Earth Abides (1949) by George R. Stewart


Book Review
Earth Abides (1949)
by George R. Stewart

   I recently read an article about American author George R. Stewart (1895-1980), a Berkeley CA based writer who wrote widely across genre, with a good deal of popular success but little lasting critical impact.  Today he is remembered for two books: Storm, which is about, well.. a storm, and is credited with being the inspiration for naming hurricanes after people to tell them apart.  Storm just got a New York Review of Books reprint in August of this year.   His other famous book is this one, Earth Abides, which is widely credited as being the direct or indirect inspiration for a generation of post-World War II post-apocalyptical fiction.
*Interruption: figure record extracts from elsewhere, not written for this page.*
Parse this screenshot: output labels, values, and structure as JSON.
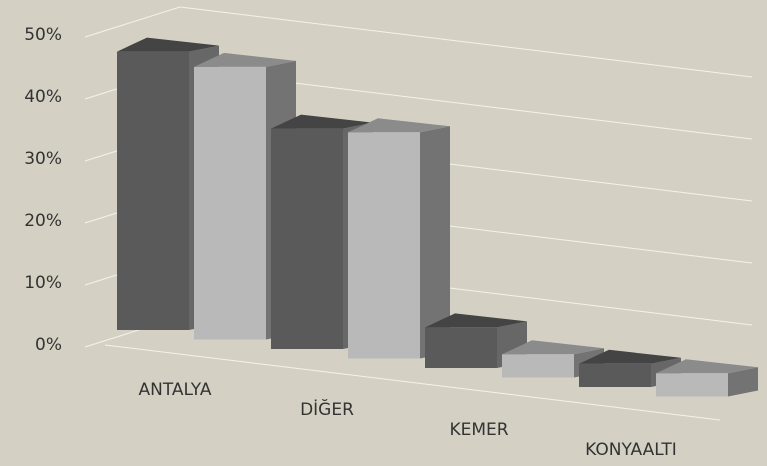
{
  "chart_data": {
    "type": "bar3d",
    "categories": [
      "ANTALYA",
      "DİĞER",
      "KEMER",
      "KONYAALTI"
    ],
    "series": [
      {
        "color": "#5a5a5a",
        "values": [
          48,
          38,
          7,
          4
        ]
      },
      {
        "color": "#b9b9b9",
        "values": [
          47,
          39,
          4,
          4
        ]
      }
    ],
    "ylim": [
      0,
      50
    ],
    "yticks": [
      {
        "value": 0,
        "label": "0%"
      },
      {
        "value": 10,
        "label": "10%"
      },
      {
        "value": 20,
        "label": "20%"
      },
      {
        "value": 30,
        "label": "30%"
      },
      {
        "value": 40,
        "label": "40%"
      },
      {
        "value": 50,
        "label": "50%"
      }
    ],
    "grid": true
  }
}
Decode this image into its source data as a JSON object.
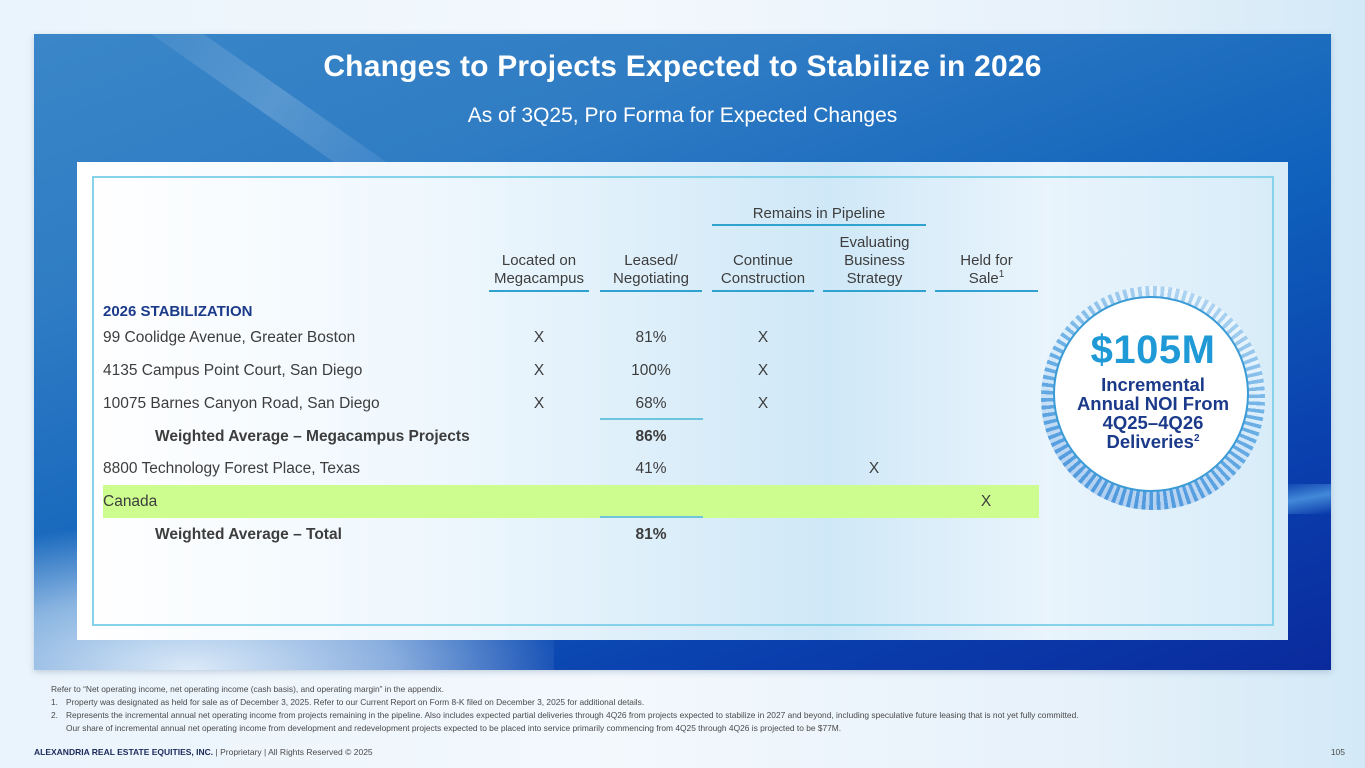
{
  "header": {
    "title": "Changes to Projects Expected to Stabilize in 2026",
    "subtitle": "As of 3Q25, Pro Forma for Expected Changes"
  },
  "table": {
    "group_header": "Remains in Pipeline",
    "columns": [
      {
        "line1": "Located on",
        "line2": "Megacampus",
        "sup": ""
      },
      {
        "line1": "Leased/",
        "line2": "Negotiating",
        "sup": ""
      },
      {
        "line1": "Continue",
        "line2": "Construction",
        "sup": ""
      },
      {
        "line0": "Evaluating",
        "line1": "Business",
        "line2": "Strategy",
        "sup": ""
      },
      {
        "line1": "Held for",
        "line2": "Sale",
        "sup": "1"
      }
    ],
    "section_title": "2026 STABILIZATION",
    "rows": [
      {
        "name": "99 Coolidge Avenue, Greater Boston",
        "megacampus": "X",
        "leased": "81%",
        "continue": "X",
        "evaluating": "",
        "held": "",
        "type": "item",
        "highlight": false
      },
      {
        "name": "4135 Campus Point Court, San Diego",
        "megacampus": "X",
        "leased": "100%",
        "continue": "X",
        "evaluating": "",
        "held": "",
        "type": "item",
        "highlight": false
      },
      {
        "name": "10075 Barnes Canyon Road, San Diego",
        "megacampus": "X",
        "leased": "68%",
        "continue": "X",
        "evaluating": "",
        "held": "",
        "type": "item",
        "highlight": false
      },
      {
        "name": "Weighted Average – Megacampus Projects",
        "megacampus": "",
        "leased": "86%",
        "continue": "",
        "evaluating": "",
        "held": "",
        "type": "subtotal",
        "highlight": false
      },
      {
        "name": "8800 Technology Forest Place, Texas",
        "megacampus": "",
        "leased": "41%",
        "continue": "",
        "evaluating": "X",
        "held": "",
        "type": "item",
        "highlight": false
      },
      {
        "name": "Canada",
        "megacampus": "",
        "leased": "",
        "continue": "",
        "evaluating": "",
        "held": "X",
        "type": "item",
        "highlight": true
      },
      {
        "name": "Weighted Average – Total",
        "megacampus": "",
        "leased": "81%",
        "continue": "",
        "evaluating": "",
        "held": "",
        "type": "subtotal",
        "highlight": false
      }
    ],
    "highlight_color": "#cdfd8f"
  },
  "badge": {
    "value": "$105M",
    "line1": "Incremental",
    "line2": "Annual NOI From",
    "line3": "4Q25–4Q26",
    "line4": "Deliveries",
    "line4_sup": "2",
    "value_color": "#1f9ad6",
    "text_color": "#1b3a8a"
  },
  "footnotes": {
    "intro": "Refer to “Net operating income, net operating income (cash basis), and operating margin” in the appendix.",
    "notes": [
      {
        "num": "1.",
        "text": "Property was designated as held for sale as of December 3, 2025. Refer to our Current Report on Form 8-K filed on December 3, 2025 for additional details."
      },
      {
        "num": "2.",
        "text": "Represents the incremental annual net operating income from projects remaining in the pipeline. Also includes expected partial deliveries through 4Q26 from projects expected to stabilize in 2027 and beyond, including speculative future leasing that is not yet fully committed."
      }
    ],
    "note2_cont": "Our share of incremental annual net operating income from development and redevelopment projects expected to be placed into service primarily commencing from 4Q25 through 4Q26 is projected to be $77M."
  },
  "footer": {
    "company": "ALEXANDRIA REAL ESTATE EQUITIES, INC.",
    "rights": " | Proprietary | All Rights Reserved © 2025",
    "page_number": "105"
  }
}
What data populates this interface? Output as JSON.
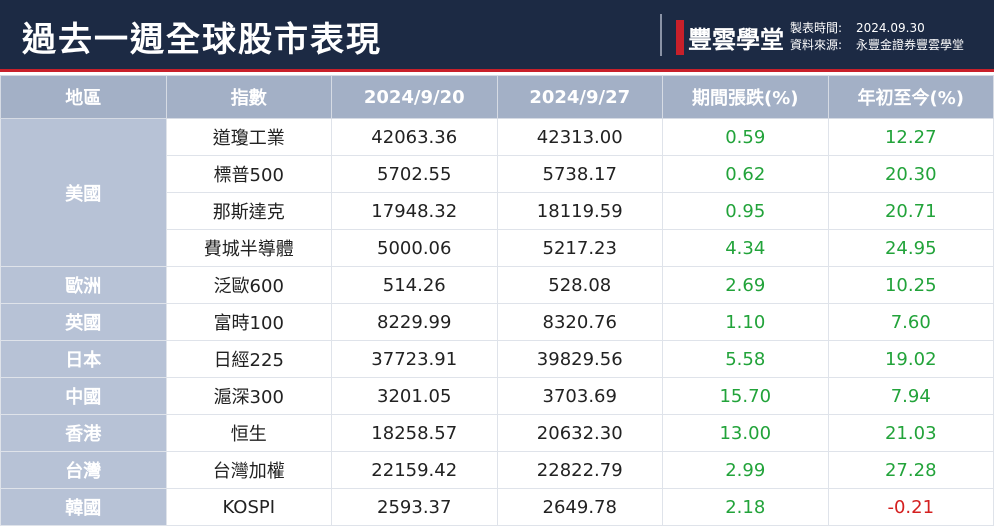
{
  "header": {
    "title": "過去一週全球股市表現",
    "brand": "豐雲學堂",
    "meta": [
      {
        "label": "製表時間:",
        "value": "2024.09.30"
      },
      {
        "label": "資料來源:",
        "value": "永豐金證券豐雲學堂"
      }
    ]
  },
  "table": {
    "columns": [
      "地區",
      "指數",
      "2024/9/20",
      "2024/9/27",
      "期間張跌(%)",
      "年初至今(%)"
    ],
    "groups": [
      {
        "region": "美國",
        "rows": [
          [
            "道瓊工業",
            "42063.36",
            "42313.00",
            "0.59",
            "12.27"
          ],
          [
            "標普500",
            "5702.55",
            "5738.17",
            "0.62",
            "20.30"
          ],
          [
            "那斯達克",
            "17948.32",
            "18119.59",
            "0.95",
            "20.71"
          ],
          [
            "費城半導體",
            "5000.06",
            "5217.23",
            "4.34",
            "24.95"
          ]
        ]
      },
      {
        "region": "歐洲",
        "rows": [
          [
            "泛歐600",
            "514.26",
            "528.08",
            "2.69",
            "10.25"
          ]
        ]
      },
      {
        "region": "英國",
        "rows": [
          [
            "富時100",
            "8229.99",
            "8320.76",
            "1.10",
            "7.60"
          ]
        ]
      },
      {
        "region": "日本",
        "rows": [
          [
            "日經225",
            "37723.91",
            "39829.56",
            "5.58",
            "19.02"
          ]
        ]
      },
      {
        "region": "中國",
        "rows": [
          [
            "滬深300",
            "3201.05",
            "3703.69",
            "15.70",
            "7.94"
          ]
        ]
      },
      {
        "region": "香港",
        "rows": [
          [
            "恒生",
            "18258.57",
            "20632.30",
            "13.00",
            "21.03"
          ]
        ]
      },
      {
        "region": "台灣",
        "rows": [
          [
            "台灣加權",
            "22159.42",
            "22822.79",
            "2.99",
            "27.28"
          ]
        ]
      },
      {
        "region": "韓國",
        "rows": [
          [
            "KOSPI",
            "2593.37",
            "2649.78",
            "2.18",
            "-0.21"
          ]
        ]
      }
    ]
  }
}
    Earth Abides is at times hilariously out of date, like all books of science fiction it is much a reflection of the actual times of the author than any work of imagination on his or her part.  For example, the main character continues to smoke tobacco cigarettes from "before the fall" for decades after the collapse (caused by an unidentified virus, with minimal societal disruption), while his after the fall community in Berkeley California never mentions marijuana. 

    Stewart's apocalypses is a relentlessly PG affair, with none of the horrors that contemporary readers associate with the genre.  The single act of violence in the book is the murder/execution of a diseased drifter with ill-intentions at the hands of the community.  The infrastructure of pre-collapse, specifically, running water, continues to operate for decades after the fall.  

 Isherwood Williams, the protagonist, is an intermittently interesting guy prone to paroxyms of guilt over his failure to lead his burgeoning community past a semi-parasitic existence of hunting the abundant free roaming cattle and eating out of still-good cans of food.  I mean, you would think these people would be able to get a vegetable garden going.   There are horses available, but they choose to rely on dogs for their limited travel needs.  They are a profoundly unambitious bunch by the standards of the genre and their world is basically a paradise.   It's all very mid 20th century.